As a 501(c)(4) organization, KOC does not have to reveal its donors, but Jennings said the vast majority of its money came from out of state. That was also the case with Kentuckians for Strong Leadership, which is registered under Section 527 of the tax code and does reveal its contributors.
The two biggest players for Grimes were the Senate Majority PAC, affiliated with Senate Majority Leader Harry Reid, and the Democratic Senatorial Campaign Committee, which spent a combined total of $7,830,234, according to the Center for Responsive Politics’ compilation (at www.opensecrets.org) of reports filed with the Federal Election Commission. Jennings noted that out-of-state political operatives ran both committees.

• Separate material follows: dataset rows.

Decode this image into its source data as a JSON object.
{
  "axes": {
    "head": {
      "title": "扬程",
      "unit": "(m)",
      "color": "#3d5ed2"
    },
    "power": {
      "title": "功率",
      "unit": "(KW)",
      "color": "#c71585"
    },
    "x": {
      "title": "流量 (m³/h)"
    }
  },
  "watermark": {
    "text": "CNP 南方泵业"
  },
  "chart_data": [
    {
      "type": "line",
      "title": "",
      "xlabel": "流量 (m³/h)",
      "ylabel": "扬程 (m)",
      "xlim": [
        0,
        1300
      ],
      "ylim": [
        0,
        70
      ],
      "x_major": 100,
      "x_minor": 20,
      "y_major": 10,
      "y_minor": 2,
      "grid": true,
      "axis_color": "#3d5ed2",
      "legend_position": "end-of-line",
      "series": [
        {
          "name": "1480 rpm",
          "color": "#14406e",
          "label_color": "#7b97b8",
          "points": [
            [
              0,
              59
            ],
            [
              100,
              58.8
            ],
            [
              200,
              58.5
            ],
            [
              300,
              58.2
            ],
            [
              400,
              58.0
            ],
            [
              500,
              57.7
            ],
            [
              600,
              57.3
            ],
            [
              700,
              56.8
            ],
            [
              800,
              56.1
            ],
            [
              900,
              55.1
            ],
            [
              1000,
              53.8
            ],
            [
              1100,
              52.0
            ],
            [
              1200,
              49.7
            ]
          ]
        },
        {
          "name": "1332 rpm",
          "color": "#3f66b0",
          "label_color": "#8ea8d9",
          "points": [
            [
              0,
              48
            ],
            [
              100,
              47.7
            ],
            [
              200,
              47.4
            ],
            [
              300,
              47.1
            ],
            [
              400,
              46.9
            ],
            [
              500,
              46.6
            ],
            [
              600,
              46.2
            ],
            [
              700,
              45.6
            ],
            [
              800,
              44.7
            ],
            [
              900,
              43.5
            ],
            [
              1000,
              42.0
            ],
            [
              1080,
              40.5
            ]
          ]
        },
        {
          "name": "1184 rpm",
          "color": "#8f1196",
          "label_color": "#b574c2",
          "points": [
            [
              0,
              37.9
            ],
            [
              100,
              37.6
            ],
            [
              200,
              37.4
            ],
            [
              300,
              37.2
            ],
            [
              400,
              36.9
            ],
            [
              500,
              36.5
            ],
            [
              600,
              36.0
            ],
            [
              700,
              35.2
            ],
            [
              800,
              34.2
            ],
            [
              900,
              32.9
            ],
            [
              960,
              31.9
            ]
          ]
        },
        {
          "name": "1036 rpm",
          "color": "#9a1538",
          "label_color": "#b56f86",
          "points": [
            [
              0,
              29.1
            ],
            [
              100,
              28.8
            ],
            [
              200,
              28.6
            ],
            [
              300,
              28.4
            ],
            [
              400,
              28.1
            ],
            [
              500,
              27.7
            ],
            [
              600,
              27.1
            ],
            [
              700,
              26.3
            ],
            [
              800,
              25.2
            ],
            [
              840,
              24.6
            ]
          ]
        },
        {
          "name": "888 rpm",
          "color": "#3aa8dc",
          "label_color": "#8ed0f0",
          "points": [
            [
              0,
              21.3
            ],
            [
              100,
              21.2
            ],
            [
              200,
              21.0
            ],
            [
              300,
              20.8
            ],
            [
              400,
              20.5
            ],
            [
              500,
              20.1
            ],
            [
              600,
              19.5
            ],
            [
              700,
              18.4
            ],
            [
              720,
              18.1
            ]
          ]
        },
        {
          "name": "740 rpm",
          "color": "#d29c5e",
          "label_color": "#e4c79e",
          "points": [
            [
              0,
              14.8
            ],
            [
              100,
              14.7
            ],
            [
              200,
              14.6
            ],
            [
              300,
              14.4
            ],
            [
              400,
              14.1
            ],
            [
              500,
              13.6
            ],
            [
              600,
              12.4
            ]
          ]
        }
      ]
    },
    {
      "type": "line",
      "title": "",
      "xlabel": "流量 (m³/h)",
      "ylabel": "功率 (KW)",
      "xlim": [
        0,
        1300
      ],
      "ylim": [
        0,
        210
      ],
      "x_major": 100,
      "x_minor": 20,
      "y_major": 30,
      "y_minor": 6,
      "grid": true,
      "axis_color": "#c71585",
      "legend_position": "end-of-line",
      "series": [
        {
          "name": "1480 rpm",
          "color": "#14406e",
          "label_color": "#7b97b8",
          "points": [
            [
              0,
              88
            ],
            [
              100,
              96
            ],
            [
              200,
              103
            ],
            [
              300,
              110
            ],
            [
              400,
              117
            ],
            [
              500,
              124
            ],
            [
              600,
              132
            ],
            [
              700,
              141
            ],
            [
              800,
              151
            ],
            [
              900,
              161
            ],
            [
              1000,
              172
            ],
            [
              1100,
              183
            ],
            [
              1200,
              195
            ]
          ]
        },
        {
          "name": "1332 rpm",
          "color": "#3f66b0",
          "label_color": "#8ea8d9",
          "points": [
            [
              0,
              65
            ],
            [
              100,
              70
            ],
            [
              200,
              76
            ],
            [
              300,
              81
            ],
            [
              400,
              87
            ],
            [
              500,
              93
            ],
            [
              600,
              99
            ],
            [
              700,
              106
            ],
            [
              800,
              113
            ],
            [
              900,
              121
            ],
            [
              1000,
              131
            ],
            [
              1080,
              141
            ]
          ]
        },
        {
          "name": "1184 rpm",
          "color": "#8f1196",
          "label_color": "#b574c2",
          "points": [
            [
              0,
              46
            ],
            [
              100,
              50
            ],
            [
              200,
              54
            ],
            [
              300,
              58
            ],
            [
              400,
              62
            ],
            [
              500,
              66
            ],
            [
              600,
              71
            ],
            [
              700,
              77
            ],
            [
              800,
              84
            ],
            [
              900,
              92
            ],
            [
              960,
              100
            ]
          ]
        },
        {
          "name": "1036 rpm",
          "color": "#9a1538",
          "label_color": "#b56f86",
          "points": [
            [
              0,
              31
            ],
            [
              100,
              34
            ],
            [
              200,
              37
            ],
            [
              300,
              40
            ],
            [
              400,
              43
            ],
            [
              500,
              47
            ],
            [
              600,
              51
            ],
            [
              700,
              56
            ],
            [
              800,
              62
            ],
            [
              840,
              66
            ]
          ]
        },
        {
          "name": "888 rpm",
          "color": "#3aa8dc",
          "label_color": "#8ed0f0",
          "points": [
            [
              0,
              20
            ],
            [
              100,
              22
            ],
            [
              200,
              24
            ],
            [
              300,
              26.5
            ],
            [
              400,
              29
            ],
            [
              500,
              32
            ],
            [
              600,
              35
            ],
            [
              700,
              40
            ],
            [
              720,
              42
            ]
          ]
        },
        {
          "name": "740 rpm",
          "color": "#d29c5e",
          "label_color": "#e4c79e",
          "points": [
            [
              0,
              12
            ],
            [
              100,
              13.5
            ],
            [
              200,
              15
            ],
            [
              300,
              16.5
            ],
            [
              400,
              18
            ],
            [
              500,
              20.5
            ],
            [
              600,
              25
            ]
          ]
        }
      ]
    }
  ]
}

Grimes benefited from $1.34 million in labor-union spending, but it was fragmented, which Jennings said is one of the problems with outside spending. "It can become extremely ineffective," he said.
Jennings said that nationally, Democrats were more successful raising super PAC money. However, Jennings successfully played the role of third major player in the Kentucky race, Grimes campaign manager Jonathan Hurst told the journalism class this week.
Hurst said that while McConnell was focusing on defeating Tea Party-backed Matt Bevin in the Republican primary, the Grimes campaign had to deal with attacks from Jennings and his organizations, who were already pounding the idea of Grimes being President Obama’s Kentucky candidate.
Jennings was so influential in the race that the Kentucky Opportunity Coalition became the focus of an Oct. 29 report from the Center for Public Integrity, a nonprofit, nonpartisan investigative news organization in Washington, D.C. It said “No other group has had a larger footprint in Kentucky's U.S. Senate race.”
He added, “I strongly support the right of anyone to donate to political candidates and organizations. And I think it's a good thing when we have a free flowing marketplace of ideas.”